③エクセルのシート(データを入力すればグラフが描かれていく)に②の数値を入力し,この運動のυ-t図が傾き約-9.8〔m/s2〕の直線になることを見せる。(生徒にワークシート上で作業させても良い)
④この直線を表す式として,鉛直投射の公式υ=υ0-gtを導く。


(2)自由落下の映像
 自由落下する物体を毎秒300コマで撮影した。電磁石と並列に接続したネオン管(写真中の「⇒」)がスイッチを切るときの逆起電力で発光し,落下開始のコマが分かる。授業進行は以下の通り。
①スクリーンに物差しを貼り付け,映像の目盛りが2ないし3倍になるように投影する。
②初めの位置(y=0)および落下開始から30コマごとの位置(t=0.1sと0.2s)を細ペンで描く。
③物差し上の位置を読み取り,1/2ないし1/3倍して真の落下距離を求める。
④y=1/2gt2に代入してgを求める。(g=9.8~10m/s2になる。) 。

科学の鉄人 車田さんの紹介
 2012年2月12日に日本科学未来館にて「科学の鉄人」コンテストが開催された。今回は新人はおらず、過去の鉄人2名をまじえての、ベテランの鉄人大会になった。結果は、三浦市立初声中学の教頭・益田孝彦さんが3回目の鉄人を獲得した。詳細はhttp://www.sci-fest.org/へ。

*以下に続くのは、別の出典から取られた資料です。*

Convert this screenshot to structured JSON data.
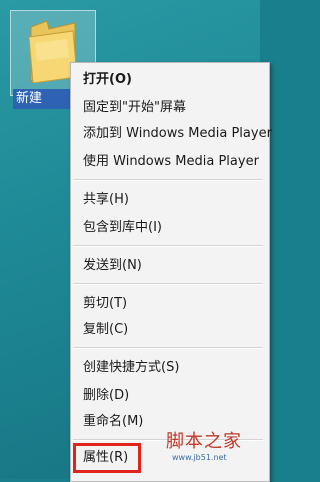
{
  "desktop": {
    "folder_label": "新建"
  },
  "menu": {
    "items": {
      "open": "打开(O)",
      "pin_start": "固定到\"开始\"屏幕",
      "add_wmp": "添加到 Windows Media Player",
      "play_wmp": "使用 Windows Media Player",
      "share": "共享(H)",
      "include_library": "包含到库中(I)",
      "send_to": "发送到(N)",
      "cut": "剪切(T)",
      "copy": "复制(C)",
      "create_shortcut": "创建快捷方式(S)",
      "delete": "删除(D)",
      "rename": "重命名(M)",
      "properties": "属性(R)"
    }
  },
  "watermark": {
    "title": "脚本之家",
    "url": "www.jb51.net"
  },
  "colors": {
    "desktop_bg": "#1f8a97",
    "menu_bg": "#f3f3f3",
    "highlight": "#e1231c",
    "selection": "#2e63b3"
  }
}
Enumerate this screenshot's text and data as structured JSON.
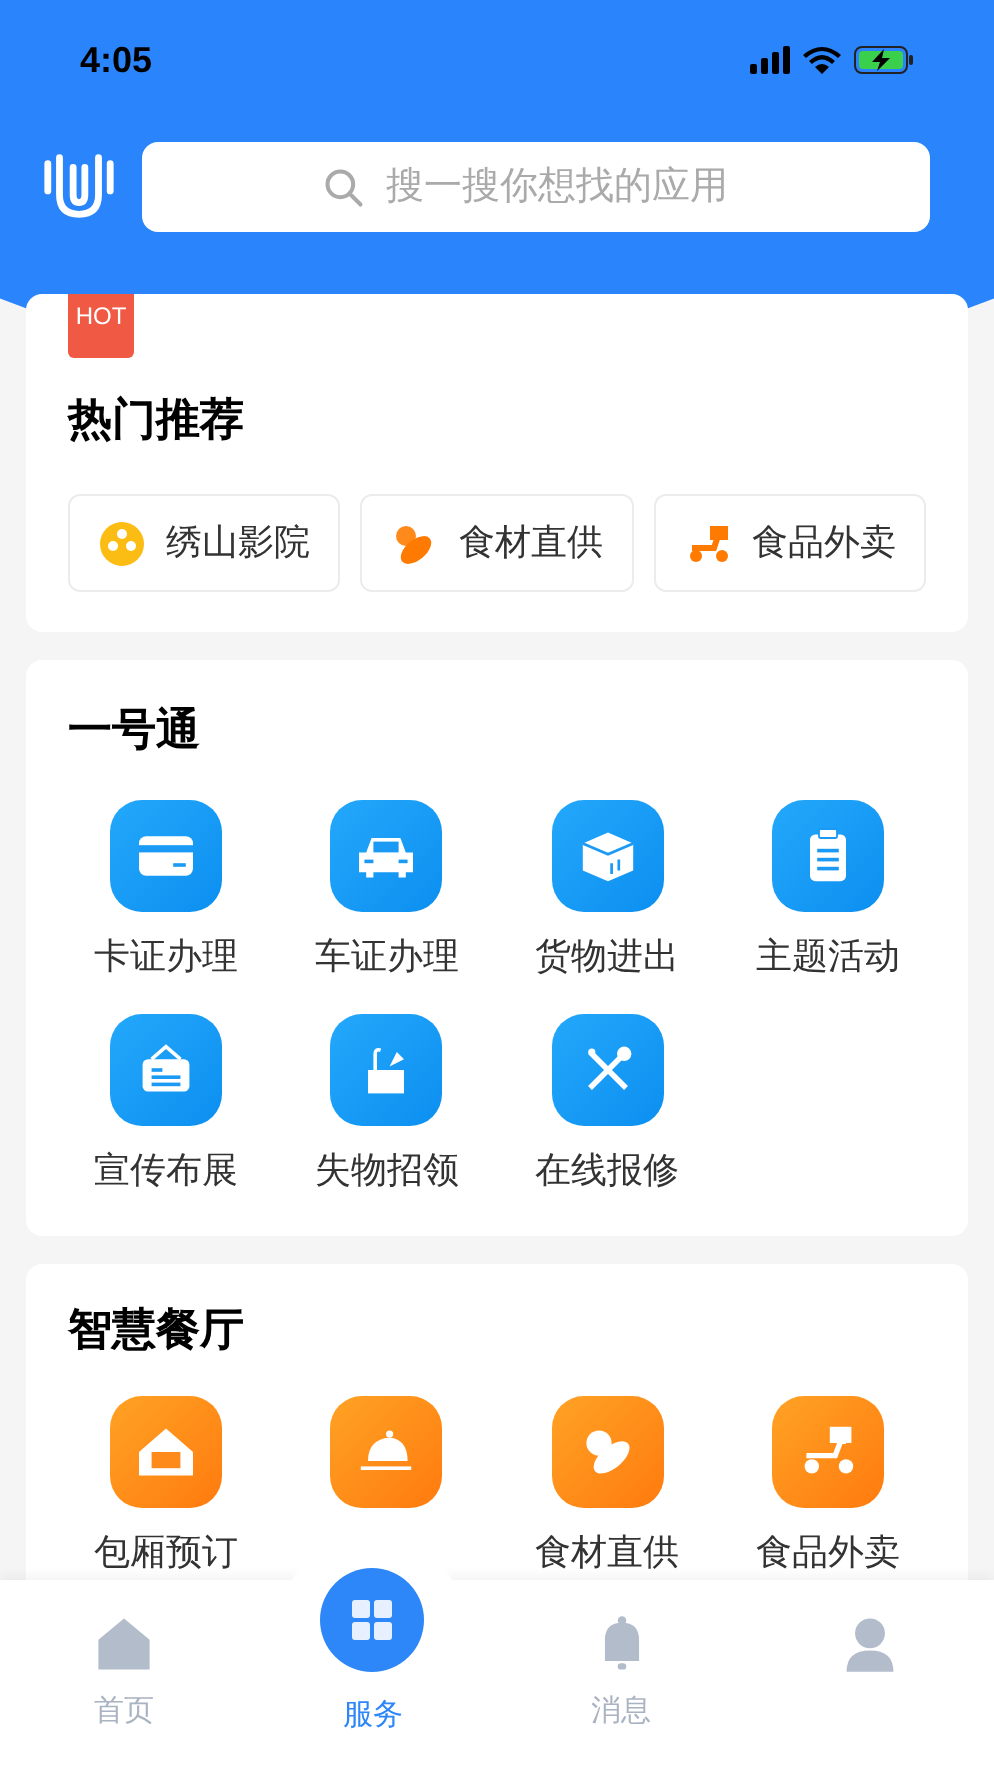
{
  "status_bar": {
    "time": "4:05"
  },
  "search": {
    "placeholder": "搜一搜你想找的应用"
  },
  "hot": {
    "badge": "HOT",
    "title": "热门推荐",
    "items": [
      {
        "label": "绣山影院"
      },
      {
        "label": "食材直供"
      },
      {
        "label": "食品外卖"
      }
    ]
  },
  "sections": [
    {
      "title": "一号通",
      "items": [
        {
          "label": "卡证办理"
        },
        {
          "label": "车证办理"
        },
        {
          "label": "货物进出"
        },
        {
          "label": "主题活动"
        },
        {
          "label": "宣传布展"
        },
        {
          "label": "失物招领"
        },
        {
          "label": "在线报修"
        }
      ]
    },
    {
      "title": "智慧餐厅",
      "items": [
        {
          "kind": "labeled",
          "label": "包厢预订"
        },
        {
          "kind": "icon_only"
        },
        {
          "kind": "labeled",
          "label": "食材直供"
        },
        {
          "kind": "labeled",
          "label": "食品外卖"
        }
      ]
    }
  ],
  "tabs": [
    {
      "label": "首页",
      "selected": false
    },
    {
      "label": "服务",
      "selected": true
    },
    {
      "label": "消息",
      "selected": false
    },
    {
      "selected": false
    }
  ]
}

 今回は、観客が審査員となった。未来館ホールはICT機器の環境が充実しており、それぞれの鉄人候補はプロジェクターなどICT機器を存分に活用していたが、益田さんはICT機器は一切使わず、生の実験だけで勝負した。分かりやすい解説と見せ方が評価されての受賞だったと思う。

サイエンスインカレより 車田さんの紹介
 車田さんは文部科学省が企画したサイエンスインカレを見学し、報告をしてくれた。サイエンスインカレは大学生・高等専門学校生が研究内容のポスター発表する大会である。ストップウォッチを持った審査員が学生のプレゼンを各ブースで審査していた。詳細はhttp://www.science-i.jp/へ。
 電気通信大学の学生のリングキャッチャーを研究発表が車田さんの目にとまった。リングキャッチャーのチェーンの長さをどんどん長くしていくと・・・・というシミュレーションをしていた。もちろんCASIOのハイスピードカメラの映像を使ってのプレゼンだった。


ドリンクホルダー 益田さんの紹介
 以前の例会でも発表があった、吸盤式PETボトルホルダーがスポーツ用品店で投げ売り(?)されていた。PETボトルを中央の穴に無理矢理差し込み、滑らかな平面上に立てると、吸盤のように吸い付いてとしてボトルが倒れない。ドリンクホルダーという本来の用途として販売されていたのだが、物理教具として光を当てたい。

新課程の物理選択者 鈴木亨さんの発表
 文科省のまとめによると新課程の教科書採択数は左下の写真のとおりである。物理の39万冊、科学と人間生活の32万冊を多いと見るか少ないと見るかは意見が分かれるところだろう。今年度の現行課程の採択数は右下の写真のとおりなので他科目に比べ物理基礎は伸びている。


 2年生以上の学年が使用する旧課程の教科書需要は左下の写真の通りである。全体的に見て理科総合A、物理I、化学Iの減少数よりも物理・化学基礎の合計の方が20万部少なく、逆に生物・地学基礎は合計で25万部伸びているとも読める。物化から生地への移動があるのだろうか。

CP2012より 佐々木さんの紹介
 2月9日~12日 パシフィコ横浜にて、カメラと写真映像産業の展示イベント「CP+ 2012」が開催された。
 先ずは、CASIOブースの紹介。ハイスピード機能の紹介は「FC200S」がメインであった。ゴルフのフォームチェック用にライン表示ができるモデルだが、ラインを動かすことができるので、様々な競技に対応でき、実は弓道でも密かに人気がある。TVにつなげば映像とラインがそのまま表示されるので、授業や部活でも使える。スポーツに限らず、物理実験の基準線としても活用できそう。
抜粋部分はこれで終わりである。